A.B. immediately thought of vib malfunction, some misdirected feed from a solar observatory, say. But then, as his lenses de-opaqued, he realized the stimulus had to have been external.

When he could see again, he confronted Gershon Thales holding a pain gun whose wide bell muzzle covered both of the keek’s fellow Power Jocks. At the feet of the keek rested an exploded spaser grenade.

A.B. tried to vib, but got nowhere.

“Yes,” Thales said, “we’re in a dead zone now. I fried all the optical circuits of the vib nodes with the grenade.”

A large enough burst of surface plasmons could do that? Who knew? “But why?”

With his free hand, keeping the pain gun unwavering, Thales reached into a plugsuit pocket and took out his lab. “These results. They’re only the divine sign we’ve been waiting for. Reboot civilization is on the way out now. I couldn’t let anyone in the PAC find out. The longer they stay in the dark, the more irreversible the changes will be.”

“You’re claiming this creeping crud is that dangerous?”

“Did you ever hear of ADRECS?”

A.B. instinctively tried to vib for the info and hit the blank frustrating walls of the newly created dead zone. Trapped in the twentieth century! Recreationist passions only went so far. Where was the panopticon when you needed it!?!

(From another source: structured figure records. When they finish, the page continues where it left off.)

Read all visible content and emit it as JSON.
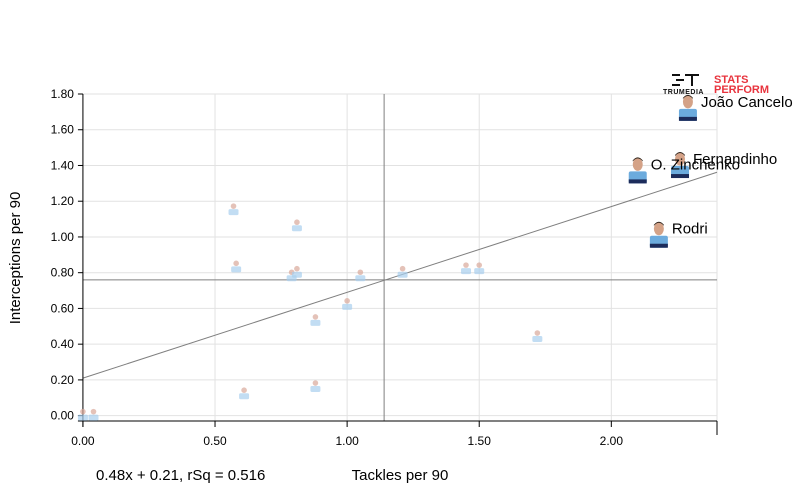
{
  "chart_data": {
    "type": "scatter",
    "xlabel": "Tackles per 90",
    "ylabel": "Interceptions per 90",
    "xlim": [
      -0.03,
      2.4
    ],
    "ylim": [
      -0.03,
      1.8
    ],
    "x_ticks": [
      "0.00",
      "0.50",
      "1.00",
      "1.50",
      "2.00"
    ],
    "y_ticks": [
      "0.00",
      "0.20",
      "0.40",
      "0.60",
      "0.80",
      "1.00",
      "1.20",
      "1.40",
      "1.60",
      "1.80"
    ],
    "x_tick_values": [
      0,
      0.5,
      1.0,
      1.5,
      2.0
    ],
    "y_tick_values": [
      0,
      0.2,
      0.4,
      0.6,
      0.8,
      1.0,
      1.2,
      1.4,
      1.6,
      1.8
    ],
    "grid": true,
    "mean_x": 1.14,
    "mean_y": 0.76,
    "trendline": {
      "slope": 0.48,
      "intercept": 0.21,
      "label": "0.48x + 0.21, rSq = 0.516"
    },
    "points": [
      {
        "label": "João Cancelo",
        "x": 2.29,
        "y": 1.7,
        "featured": true
      },
      {
        "label": "Fernandinho",
        "x": 2.26,
        "y": 1.38,
        "featured": true
      },
      {
        "label": "O. Zinchenko",
        "x": 2.1,
        "y": 1.35,
        "featured": true
      },
      {
        "label": "Rodri",
        "x": 2.18,
        "y": 0.99,
        "featured": true
      },
      {
        "label": "",
        "x": 0.57,
        "y": 1.15,
        "featured": false
      },
      {
        "label": "",
        "x": 0.81,
        "y": 1.06,
        "featured": false
      },
      {
        "label": "",
        "x": 0.58,
        "y": 0.83,
        "featured": false
      },
      {
        "label": "",
        "x": 0.79,
        "y": 0.78,
        "featured": false
      },
      {
        "label": "",
        "x": 0.81,
        "y": 0.8,
        "featured": false
      },
      {
        "label": "",
        "x": 1.05,
        "y": 0.78,
        "featured": false
      },
      {
        "label": "",
        "x": 1.21,
        "y": 0.8,
        "featured": false
      },
      {
        "label": "",
        "x": 1.45,
        "y": 0.82,
        "featured": false
      },
      {
        "label": "",
        "x": 1.5,
        "y": 0.82,
        "featured": false
      },
      {
        "label": "",
        "x": 0.88,
        "y": 0.53,
        "featured": false
      },
      {
        "label": "",
        "x": 1.0,
        "y": 0.62,
        "featured": false
      },
      {
        "label": "",
        "x": 1.72,
        "y": 0.44,
        "featured": false
      },
      {
        "label": "",
        "x": 0.61,
        "y": 0.12,
        "featured": false
      },
      {
        "label": "",
        "x": 0.88,
        "y": 0.16,
        "featured": false
      },
      {
        "label": "",
        "x": 0.0,
        "y": 0.0,
        "featured": false
      },
      {
        "label": "",
        "x": 0.04,
        "y": 0.0,
        "featured": false
      }
    ]
  },
  "brand": {
    "logo_left": "TRUMEDIA",
    "logo_right_line1": "STATS",
    "logo_right_line2": "PERFORM",
    "accent": "#e8343e"
  },
  "colors": {
    "grid": "#e2e2e2",
    "axis": "#000000",
    "ref_line": "#7f7f7f",
    "shirt": "#6cabdd"
  }
}
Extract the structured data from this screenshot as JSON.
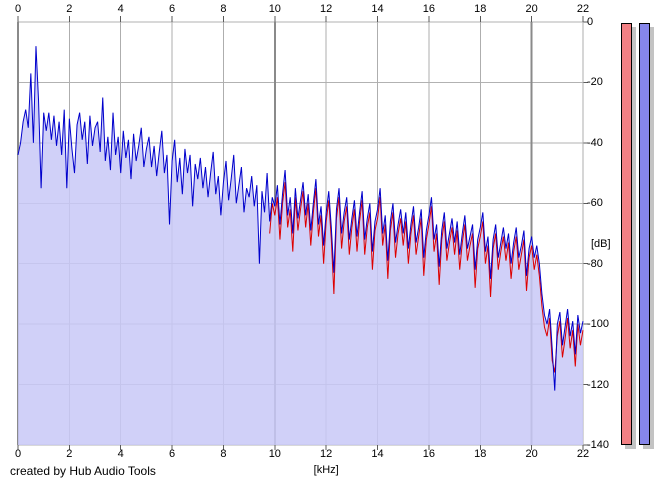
{
  "credit": "created by Hub Audio Tools",
  "chart_data": {
    "type": "line",
    "title": "",
    "xlabel": "[kHz]",
    "ylabel": "[dB]",
    "xlim": [
      0,
      22
    ],
    "ylim": [
      -140,
      0
    ],
    "grid": true,
    "x_ticks": [
      0,
      2,
      4,
      6,
      8,
      10,
      12,
      14,
      16,
      18,
      20,
      22
    ],
    "x_tick_labels": [
      "0",
      "2",
      "4",
      "6",
      "8",
      "10",
      "12",
      "14",
      "16",
      "18",
      "20",
      "22"
    ],
    "x_major_ticks": [
      0,
      10,
      20
    ],
    "y_ticks": [
      0,
      -20,
      -40,
      -60,
      -80,
      -100,
      -120,
      -140
    ],
    "y_tick_labels": [
      "0",
      "-20",
      "-40",
      "-60",
      "-80",
      "-100",
      "-120",
      "-140"
    ],
    "legend_position": "none",
    "series": [
      {
        "name": "red-trace",
        "color": "#dd0000",
        "x_start": 9.8,
        "x_step": 0.1,
        "fill": null,
        "values": [
          -70,
          -60,
          -64,
          -58,
          -72,
          -60,
          -53,
          -68,
          -62,
          -76,
          -58,
          -69,
          -62,
          -56,
          -68,
          -60,
          -74,
          -63,
          -55,
          -71,
          -64,
          -80,
          -66,
          -59,
          -72,
          -90,
          -65,
          -58,
          -75,
          -66,
          -61,
          -77,
          -68,
          -62,
          -76,
          -66,
          -59,
          -77,
          -68,
          -63,
          -82,
          -69,
          -65,
          -58,
          -74,
          -67,
          -85,
          -69,
          -63,
          -78,
          -70,
          -65,
          -74,
          -66,
          -80,
          -70,
          -64,
          -77,
          -71,
          -65,
          -84,
          -72,
          -67,
          -61,
          -76,
          -70,
          -87,
          -72,
          -66,
          -79,
          -73,
          -68,
          -77,
          -69,
          -82,
          -73,
          -67,
          -79,
          -74,
          -70,
          -88,
          -75,
          -71,
          -66,
          -80,
          -74,
          -91,
          -75,
          -70,
          -82,
          -76,
          -71,
          -79,
          -73,
          -85,
          -76,
          -71,
          -82,
          -77,
          -72,
          -89,
          -78,
          -74,
          -82,
          -77,
          -84,
          -94,
          -101,
          -104,
          -98,
          -112,
          -116,
          -104,
          -99,
          -111,
          -105,
          -98,
          -108,
          -102,
          -114,
          -100,
          -107,
          -102
        ]
      },
      {
        "name": "blue-trace",
        "color": "#0000cc",
        "x_start": 0,
        "x_step": 0.1,
        "fill": "rgba(200,200,247,0.85)",
        "values": [
          -44,
          -40,
          -33,
          -29,
          -35,
          -17,
          -40,
          -8,
          -26,
          -55,
          -30,
          -36,
          -30,
          -39,
          -31,
          -41,
          -33,
          -44,
          -29,
          -55,
          -32,
          -42,
          -50,
          -34,
          -30,
          -39,
          -33,
          -47,
          -31,
          -41,
          -35,
          -33,
          -43,
          -25,
          -46,
          -38,
          -49,
          -30,
          -44,
          -38,
          -50,
          -36,
          -45,
          -39,
          -52,
          -37,
          -46,
          -41,
          -35,
          -48,
          -42,
          -38,
          -48,
          -41,
          -51,
          -43,
          -36,
          -50,
          -44,
          -67,
          -46,
          -39,
          -53,
          -45,
          -57,
          -42,
          -50,
          -44,
          -61,
          -47,
          -52,
          -45,
          -55,
          -48,
          -58,
          -50,
          -43,
          -57,
          -51,
          -64,
          -53,
          -46,
          -59,
          -52,
          -44,
          -60,
          -54,
          -48,
          -63,
          -55,
          -58,
          -51,
          -61,
          -54,
          -80,
          -56,
          -63,
          -50,
          -66,
          -58,
          -61,
          -54,
          -67,
          -57,
          -49,
          -64,
          -58,
          -70,
          -55,
          -65,
          -59,
          -53,
          -64,
          -57,
          -69,
          -60,
          -52,
          -67,
          -61,
          -74,
          -63,
          -56,
          -68,
          -83,
          -62,
          -55,
          -70,
          -63,
          -58,
          -72,
          -65,
          -59,
          -71,
          -63,
          -56,
          -72,
          -65,
          -60,
          -76,
          -66,
          -62,
          -55,
          -70,
          -64,
          -79,
          -66,
          -60,
          -73,
          -67,
          -62,
          -70,
          -63,
          -75,
          -67,
          -61,
          -73,
          -68,
          -62,
          -78,
          -69,
          -64,
          -58,
          -72,
          -67,
          -81,
          -69,
          -63,
          -75,
          -70,
          -65,
          -73,
          -66,
          -77,
          -70,
          -64,
          -75,
          -71,
          -67,
          -82,
          -72,
          -68,
          -63,
          -76,
          -71,
          -85,
          -72,
          -67,
          -78,
          -73,
          -68,
          -75,
          -70,
          -80,
          -73,
          -68,
          -78,
          -74,
          -69,
          -84,
          -75,
          -71,
          -78,
          -74,
          -80,
          -90,
          -97,
          -100,
          -95,
          -108,
          -122,
          -100,
          -96,
          -107,
          -101,
          -95,
          -104,
          -99,
          -110,
          -97,
          -103,
          -99
        ]
      }
    ]
  },
  "meters": {
    "left_meter": {
      "name": "level-meter-red",
      "color": "#f28084"
    },
    "right_meter": {
      "name": "level-meter-blue",
      "color": "#8686ea"
    }
  },
  "colors": {
    "grid_minor": "#aeaeae",
    "grid_major": "#8a8a8a",
    "grid_horizontal": "#b2b2b2",
    "tick": "#5a5a5a",
    "meter_shadow": "#c3c3c3"
  }
}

“Aerially Delivered Re-forestation and Erosion Control System,” continued Thales. “A package of geoengineering schemes meant to stabilize the spread of deserts. Abandoned decades ago. But apparently, one scheme’s come alive again on its own. Mutant instruction drift is my best guess. Or Darwin’s invisible hand.”

“What’s come alive then?”

“Nanosand. Meant to catalyze the formation of macroscale walls that would block the flow of normal sands.”

“And that’s the stuff afflicting the solar cells?”